PROTRACTED MAGMATIC K-FELDSPAR MEGACRYST GROWTH REVEALED WITH CA-ID-TIMS-TEA U-PB ZIRCON GEOCHRONOLOGY IN THE TUOLUMNE INTRUSIVE COMPLEX, CALIFORNIA
We used CA-ID-TIMS-TEA U-Pb zircon geochronology on zircons from the core and rim of two, 7 cm Kfsm and the groundmass of one Kfsm near the margin of the Cathedral Peak unit in the 95-85 Ma Tuolumne intrusive complex. Eight zircon ages from one megacryst core range between 88.8 Ma to 89.2 Ma. Three zircons are older at ~90 Ma. Nine rim zircon ages cluster between 88.3 Ma and 88.5 Ma. Three older grains range 88-99 Ma. Ten groundmass zircon ages range from 88.2 to 88.4 Ma with three older grains <92 Ma. These results yield an age difference of 0.5 myrs between the youngest zircon in the Kfsm core and the Kfsm rim, while the youngest rim zircon age and the youngest groundmass zircon are the same within error. The older zircons are antecrysts and xenocrysts. Trace element compositions of Kfsm core and rim overlap in Zr, Hf, Y, and REE, while groundmass zircons are chemically more evolved.

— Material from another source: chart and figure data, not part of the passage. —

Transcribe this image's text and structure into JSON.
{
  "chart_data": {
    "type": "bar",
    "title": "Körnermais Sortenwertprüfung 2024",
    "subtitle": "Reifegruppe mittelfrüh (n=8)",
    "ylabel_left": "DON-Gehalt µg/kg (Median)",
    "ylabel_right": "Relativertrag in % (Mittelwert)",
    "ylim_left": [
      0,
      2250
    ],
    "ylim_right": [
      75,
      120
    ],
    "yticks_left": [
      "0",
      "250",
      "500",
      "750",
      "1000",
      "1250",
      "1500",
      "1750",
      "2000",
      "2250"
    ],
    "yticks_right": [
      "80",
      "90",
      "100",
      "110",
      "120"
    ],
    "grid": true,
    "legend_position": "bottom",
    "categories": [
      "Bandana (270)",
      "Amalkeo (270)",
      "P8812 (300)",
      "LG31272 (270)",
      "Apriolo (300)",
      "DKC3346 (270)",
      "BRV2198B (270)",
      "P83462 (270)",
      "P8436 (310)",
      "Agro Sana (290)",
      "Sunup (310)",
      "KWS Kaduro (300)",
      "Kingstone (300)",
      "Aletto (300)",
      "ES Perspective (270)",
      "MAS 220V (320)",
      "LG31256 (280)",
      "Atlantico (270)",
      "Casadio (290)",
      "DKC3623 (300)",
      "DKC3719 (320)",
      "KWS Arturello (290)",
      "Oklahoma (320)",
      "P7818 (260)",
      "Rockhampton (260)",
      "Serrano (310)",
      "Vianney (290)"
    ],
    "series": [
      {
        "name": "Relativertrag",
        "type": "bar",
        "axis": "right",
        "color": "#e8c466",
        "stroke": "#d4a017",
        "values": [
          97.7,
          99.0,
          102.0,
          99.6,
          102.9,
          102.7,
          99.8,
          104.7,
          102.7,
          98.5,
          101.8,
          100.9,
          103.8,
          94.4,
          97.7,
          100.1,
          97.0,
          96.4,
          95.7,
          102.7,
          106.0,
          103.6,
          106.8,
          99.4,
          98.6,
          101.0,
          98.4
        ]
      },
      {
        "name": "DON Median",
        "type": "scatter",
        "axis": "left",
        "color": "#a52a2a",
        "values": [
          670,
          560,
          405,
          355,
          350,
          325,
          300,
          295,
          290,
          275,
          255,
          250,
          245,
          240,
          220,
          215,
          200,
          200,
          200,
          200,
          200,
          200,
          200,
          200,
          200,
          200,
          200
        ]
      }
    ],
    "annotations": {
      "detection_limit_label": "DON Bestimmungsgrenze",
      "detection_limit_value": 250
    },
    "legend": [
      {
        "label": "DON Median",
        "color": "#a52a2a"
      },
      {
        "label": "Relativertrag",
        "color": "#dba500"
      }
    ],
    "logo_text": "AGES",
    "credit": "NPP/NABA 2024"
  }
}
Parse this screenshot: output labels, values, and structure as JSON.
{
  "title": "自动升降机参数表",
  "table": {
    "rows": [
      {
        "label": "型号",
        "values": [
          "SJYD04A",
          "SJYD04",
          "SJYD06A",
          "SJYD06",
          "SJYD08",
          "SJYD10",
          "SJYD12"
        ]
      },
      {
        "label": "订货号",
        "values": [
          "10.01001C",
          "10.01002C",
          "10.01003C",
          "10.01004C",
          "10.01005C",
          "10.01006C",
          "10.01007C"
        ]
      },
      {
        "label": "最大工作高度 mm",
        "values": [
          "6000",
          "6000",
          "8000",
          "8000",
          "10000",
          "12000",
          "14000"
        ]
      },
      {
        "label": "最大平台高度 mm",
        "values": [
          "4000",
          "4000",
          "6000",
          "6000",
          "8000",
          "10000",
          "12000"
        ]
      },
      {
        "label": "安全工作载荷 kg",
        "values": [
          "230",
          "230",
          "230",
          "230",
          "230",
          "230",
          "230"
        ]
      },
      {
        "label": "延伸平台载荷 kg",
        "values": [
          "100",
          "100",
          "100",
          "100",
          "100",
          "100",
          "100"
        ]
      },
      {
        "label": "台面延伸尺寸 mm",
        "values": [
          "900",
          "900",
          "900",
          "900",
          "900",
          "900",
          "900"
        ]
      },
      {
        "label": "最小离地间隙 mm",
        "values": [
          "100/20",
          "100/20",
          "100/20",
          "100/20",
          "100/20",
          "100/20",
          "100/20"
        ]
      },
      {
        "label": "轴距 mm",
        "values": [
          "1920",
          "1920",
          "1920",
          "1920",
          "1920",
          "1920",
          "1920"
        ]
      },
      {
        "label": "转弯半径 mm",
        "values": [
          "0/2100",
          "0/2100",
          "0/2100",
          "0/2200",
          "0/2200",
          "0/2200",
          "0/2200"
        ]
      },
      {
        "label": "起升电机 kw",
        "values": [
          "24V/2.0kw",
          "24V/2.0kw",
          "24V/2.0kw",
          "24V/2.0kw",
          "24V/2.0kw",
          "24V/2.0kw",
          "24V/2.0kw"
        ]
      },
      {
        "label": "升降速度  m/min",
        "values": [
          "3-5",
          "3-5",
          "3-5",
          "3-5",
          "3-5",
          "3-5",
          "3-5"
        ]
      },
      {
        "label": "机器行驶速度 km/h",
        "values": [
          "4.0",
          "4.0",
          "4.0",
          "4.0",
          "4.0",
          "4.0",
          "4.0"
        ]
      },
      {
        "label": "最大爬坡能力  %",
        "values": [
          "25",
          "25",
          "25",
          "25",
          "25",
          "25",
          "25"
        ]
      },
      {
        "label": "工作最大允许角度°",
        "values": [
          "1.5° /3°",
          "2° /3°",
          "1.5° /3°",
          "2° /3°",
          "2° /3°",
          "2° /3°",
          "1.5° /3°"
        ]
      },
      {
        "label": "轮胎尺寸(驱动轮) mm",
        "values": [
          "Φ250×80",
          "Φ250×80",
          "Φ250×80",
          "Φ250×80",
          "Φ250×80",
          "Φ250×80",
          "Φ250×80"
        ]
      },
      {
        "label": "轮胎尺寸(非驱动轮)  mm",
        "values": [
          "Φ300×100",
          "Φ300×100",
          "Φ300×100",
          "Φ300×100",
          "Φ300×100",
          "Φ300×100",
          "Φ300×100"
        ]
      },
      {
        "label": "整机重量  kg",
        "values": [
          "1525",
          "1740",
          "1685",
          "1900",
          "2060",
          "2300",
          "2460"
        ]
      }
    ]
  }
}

The zircon ages consistently young from Kfsm core to rim indicating protracted magmatic growth for at least 0.5 myrs. Rim growth ended at the same time as the crystallization of its groundmass. This result is at odds with a textural coarsening model. The zircon age range for the cores is the same as single zircon ages from bulk rock samples of the slightly older porphyritic Half Dome, while the rim ages conform to ages from Cathedral Peak bulk rocks. This observation matches observations of mineral inclusion density differences found in Kfsm from both units and zircon chemistry, suggesting prolonged megacryst growth via crystal recycling in a growing and maturing Half Dome-Cathedral Peak magma mush system. Our results are similar to results from a similar study on a laccolith in Elba Island, however, the 6-7 cm megacrysts there indicate magmatic growth at much faster time scales (24-64 kyrs). This infers that Kfsm growth rates are dependent on pluton crystallization rates.